Loney: I would imagine that when you look at the decision process, you’re talking about things that can impact top to bottom, up and down the corporate ladder?
Puntoni: Yeah, of course. In different functions, in different levels in the organization. One point that we make in the book is that every decision-maker needs to consider what decisions are mine to make, and not worry about those that are not yours to make. Of course, you can lobby, you can try to influence and bring issues to the table for those who make those decisions. But you should primarily focus on the decision you need to make and then find out how technology and data can help you making those decisions.
Loney: One of the other areas you talk about in the book are the decisions that end up having an impact either in costs or benefits, or the investments that a company may make.

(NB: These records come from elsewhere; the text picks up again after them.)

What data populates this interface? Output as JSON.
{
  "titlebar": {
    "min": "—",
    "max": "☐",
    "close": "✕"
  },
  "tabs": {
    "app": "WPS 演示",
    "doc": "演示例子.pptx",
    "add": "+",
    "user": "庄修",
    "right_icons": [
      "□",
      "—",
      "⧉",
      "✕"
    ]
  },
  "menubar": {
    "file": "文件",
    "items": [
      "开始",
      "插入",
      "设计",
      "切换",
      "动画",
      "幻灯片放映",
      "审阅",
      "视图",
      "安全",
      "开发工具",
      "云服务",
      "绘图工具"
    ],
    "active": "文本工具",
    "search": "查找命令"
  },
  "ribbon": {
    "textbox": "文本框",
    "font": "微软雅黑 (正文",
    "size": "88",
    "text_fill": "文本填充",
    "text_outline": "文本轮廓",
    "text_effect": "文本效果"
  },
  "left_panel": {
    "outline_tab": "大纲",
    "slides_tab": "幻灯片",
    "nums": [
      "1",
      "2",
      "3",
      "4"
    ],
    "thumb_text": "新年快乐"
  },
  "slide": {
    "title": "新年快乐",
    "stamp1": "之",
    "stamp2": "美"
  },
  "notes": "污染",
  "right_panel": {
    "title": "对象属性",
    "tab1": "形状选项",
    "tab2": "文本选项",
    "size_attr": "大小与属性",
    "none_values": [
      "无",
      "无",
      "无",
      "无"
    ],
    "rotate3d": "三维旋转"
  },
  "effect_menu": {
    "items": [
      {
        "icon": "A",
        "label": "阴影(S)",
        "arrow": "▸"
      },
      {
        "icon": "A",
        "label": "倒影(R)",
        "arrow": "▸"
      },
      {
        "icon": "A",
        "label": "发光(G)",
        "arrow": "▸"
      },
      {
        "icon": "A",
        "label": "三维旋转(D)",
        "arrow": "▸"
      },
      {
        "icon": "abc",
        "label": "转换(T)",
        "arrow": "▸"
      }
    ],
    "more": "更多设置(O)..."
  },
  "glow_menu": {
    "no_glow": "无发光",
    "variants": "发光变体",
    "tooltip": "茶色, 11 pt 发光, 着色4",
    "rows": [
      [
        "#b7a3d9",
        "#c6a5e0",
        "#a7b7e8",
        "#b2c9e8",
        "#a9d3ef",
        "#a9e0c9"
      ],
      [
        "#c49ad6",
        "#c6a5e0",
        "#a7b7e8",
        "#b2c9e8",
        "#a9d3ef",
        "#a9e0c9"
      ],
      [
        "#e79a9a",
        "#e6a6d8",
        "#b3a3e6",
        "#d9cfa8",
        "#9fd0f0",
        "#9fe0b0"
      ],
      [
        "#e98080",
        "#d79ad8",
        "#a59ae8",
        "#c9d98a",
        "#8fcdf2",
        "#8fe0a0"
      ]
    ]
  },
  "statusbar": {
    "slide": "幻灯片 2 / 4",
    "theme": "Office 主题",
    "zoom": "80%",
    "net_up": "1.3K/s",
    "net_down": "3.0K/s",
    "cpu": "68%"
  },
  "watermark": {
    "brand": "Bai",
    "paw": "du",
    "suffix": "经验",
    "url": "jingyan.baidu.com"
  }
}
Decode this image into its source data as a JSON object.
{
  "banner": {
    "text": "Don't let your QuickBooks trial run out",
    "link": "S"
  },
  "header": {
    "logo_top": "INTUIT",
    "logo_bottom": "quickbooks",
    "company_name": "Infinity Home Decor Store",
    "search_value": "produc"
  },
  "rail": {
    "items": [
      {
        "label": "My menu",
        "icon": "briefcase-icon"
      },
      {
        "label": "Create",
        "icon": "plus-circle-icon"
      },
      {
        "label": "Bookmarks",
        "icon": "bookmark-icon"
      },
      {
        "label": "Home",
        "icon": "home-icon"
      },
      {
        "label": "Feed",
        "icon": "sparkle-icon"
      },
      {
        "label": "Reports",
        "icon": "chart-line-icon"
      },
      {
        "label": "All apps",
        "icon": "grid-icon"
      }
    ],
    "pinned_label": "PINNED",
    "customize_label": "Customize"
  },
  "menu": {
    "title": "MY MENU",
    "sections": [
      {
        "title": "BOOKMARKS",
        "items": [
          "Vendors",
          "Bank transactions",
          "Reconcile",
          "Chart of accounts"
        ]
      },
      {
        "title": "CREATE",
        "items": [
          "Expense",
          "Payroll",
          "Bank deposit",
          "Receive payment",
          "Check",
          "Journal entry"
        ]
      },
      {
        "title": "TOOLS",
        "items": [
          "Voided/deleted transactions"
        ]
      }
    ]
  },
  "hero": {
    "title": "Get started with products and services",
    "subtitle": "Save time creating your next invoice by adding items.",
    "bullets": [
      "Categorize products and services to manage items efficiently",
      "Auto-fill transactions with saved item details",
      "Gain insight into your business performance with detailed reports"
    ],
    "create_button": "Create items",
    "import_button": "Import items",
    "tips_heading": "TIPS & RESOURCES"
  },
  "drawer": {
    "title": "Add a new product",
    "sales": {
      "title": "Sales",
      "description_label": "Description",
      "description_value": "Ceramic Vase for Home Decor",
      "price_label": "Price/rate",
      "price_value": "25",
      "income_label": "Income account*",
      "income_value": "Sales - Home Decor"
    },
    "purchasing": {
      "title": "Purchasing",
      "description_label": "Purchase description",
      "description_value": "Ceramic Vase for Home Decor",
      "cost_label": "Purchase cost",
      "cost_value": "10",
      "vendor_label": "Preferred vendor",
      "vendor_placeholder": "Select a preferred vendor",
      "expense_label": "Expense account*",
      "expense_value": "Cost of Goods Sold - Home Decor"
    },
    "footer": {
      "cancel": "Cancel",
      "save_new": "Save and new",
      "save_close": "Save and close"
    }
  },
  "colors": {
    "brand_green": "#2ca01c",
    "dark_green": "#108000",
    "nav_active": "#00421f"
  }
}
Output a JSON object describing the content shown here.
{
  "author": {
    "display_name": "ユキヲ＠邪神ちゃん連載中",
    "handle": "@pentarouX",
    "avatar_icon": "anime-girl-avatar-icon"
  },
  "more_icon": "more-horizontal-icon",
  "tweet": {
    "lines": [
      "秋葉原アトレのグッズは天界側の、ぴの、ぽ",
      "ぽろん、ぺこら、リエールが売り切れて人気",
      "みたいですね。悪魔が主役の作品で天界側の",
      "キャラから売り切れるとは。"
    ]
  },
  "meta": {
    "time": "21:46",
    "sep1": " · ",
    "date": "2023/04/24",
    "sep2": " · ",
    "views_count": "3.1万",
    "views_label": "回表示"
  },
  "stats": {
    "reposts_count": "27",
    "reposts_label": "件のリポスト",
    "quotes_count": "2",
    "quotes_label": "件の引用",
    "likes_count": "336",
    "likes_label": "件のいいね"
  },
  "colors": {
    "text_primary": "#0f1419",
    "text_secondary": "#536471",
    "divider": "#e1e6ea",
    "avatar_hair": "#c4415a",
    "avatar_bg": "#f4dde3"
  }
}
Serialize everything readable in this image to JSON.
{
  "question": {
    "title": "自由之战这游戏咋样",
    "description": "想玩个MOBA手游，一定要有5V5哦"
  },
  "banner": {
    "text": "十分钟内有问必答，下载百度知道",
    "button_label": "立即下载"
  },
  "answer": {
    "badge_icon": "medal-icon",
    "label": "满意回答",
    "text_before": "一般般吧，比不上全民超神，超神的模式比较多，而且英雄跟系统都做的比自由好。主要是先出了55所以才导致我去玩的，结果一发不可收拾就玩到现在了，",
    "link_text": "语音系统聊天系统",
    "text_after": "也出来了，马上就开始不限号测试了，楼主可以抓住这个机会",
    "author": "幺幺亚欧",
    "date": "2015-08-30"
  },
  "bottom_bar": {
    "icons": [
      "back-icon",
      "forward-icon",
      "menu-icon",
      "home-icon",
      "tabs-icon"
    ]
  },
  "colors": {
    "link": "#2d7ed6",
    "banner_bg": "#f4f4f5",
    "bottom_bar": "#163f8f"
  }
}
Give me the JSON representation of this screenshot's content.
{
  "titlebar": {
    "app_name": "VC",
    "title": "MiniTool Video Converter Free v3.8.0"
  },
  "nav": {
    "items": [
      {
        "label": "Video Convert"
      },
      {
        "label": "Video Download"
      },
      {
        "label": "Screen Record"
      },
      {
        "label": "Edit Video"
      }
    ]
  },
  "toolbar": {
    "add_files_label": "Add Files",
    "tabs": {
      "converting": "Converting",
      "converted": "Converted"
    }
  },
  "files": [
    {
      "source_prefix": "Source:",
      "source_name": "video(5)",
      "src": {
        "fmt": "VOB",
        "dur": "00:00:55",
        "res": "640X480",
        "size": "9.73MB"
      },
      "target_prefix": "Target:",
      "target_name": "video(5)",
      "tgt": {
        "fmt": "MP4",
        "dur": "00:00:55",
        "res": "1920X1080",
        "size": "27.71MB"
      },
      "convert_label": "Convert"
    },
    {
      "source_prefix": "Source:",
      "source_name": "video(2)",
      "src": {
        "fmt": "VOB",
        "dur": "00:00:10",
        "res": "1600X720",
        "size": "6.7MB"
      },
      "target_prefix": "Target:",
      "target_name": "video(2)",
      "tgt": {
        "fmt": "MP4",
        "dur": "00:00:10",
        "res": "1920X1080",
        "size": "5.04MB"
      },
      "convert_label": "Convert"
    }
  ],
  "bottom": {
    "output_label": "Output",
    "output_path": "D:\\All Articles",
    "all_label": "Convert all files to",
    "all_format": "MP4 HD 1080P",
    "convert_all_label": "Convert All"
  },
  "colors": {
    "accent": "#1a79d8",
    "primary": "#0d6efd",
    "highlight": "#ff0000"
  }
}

Puntoni: Right, and that stems from the vision of the leadership. What it is that we’re trying to pursue? I think AI is one of those technologies, and analytics more broadly, that enables companies to think in different ways about the benefits they can reap. Some of it might be efficiency. It could be mostly a matter of making things smoother, better, reducing risks, and reducing costs, and managing things that way.
But there is also a different way of thinking of it. Perhaps not just say, how do we do what we do better? But to think bigger and think about what is it that we are not currently doing that we could be doing? And that, I think, is the real potential of data and AI.
Loney: For people who read the book, what do you hope is the message that’s delivered to them?
Puntoni: We end with this message, and I think it is really the key thing. Ultimately, data and analytics attract a lot of our attention. They are sexy, shiny objects, and they are interesting problems. They also can be scary and complicated. So, it’s not surprising that so much attention is dedicated to them. But we should never forget that data and algorithms are a means to an end. What matters in the end are the decisions that we make.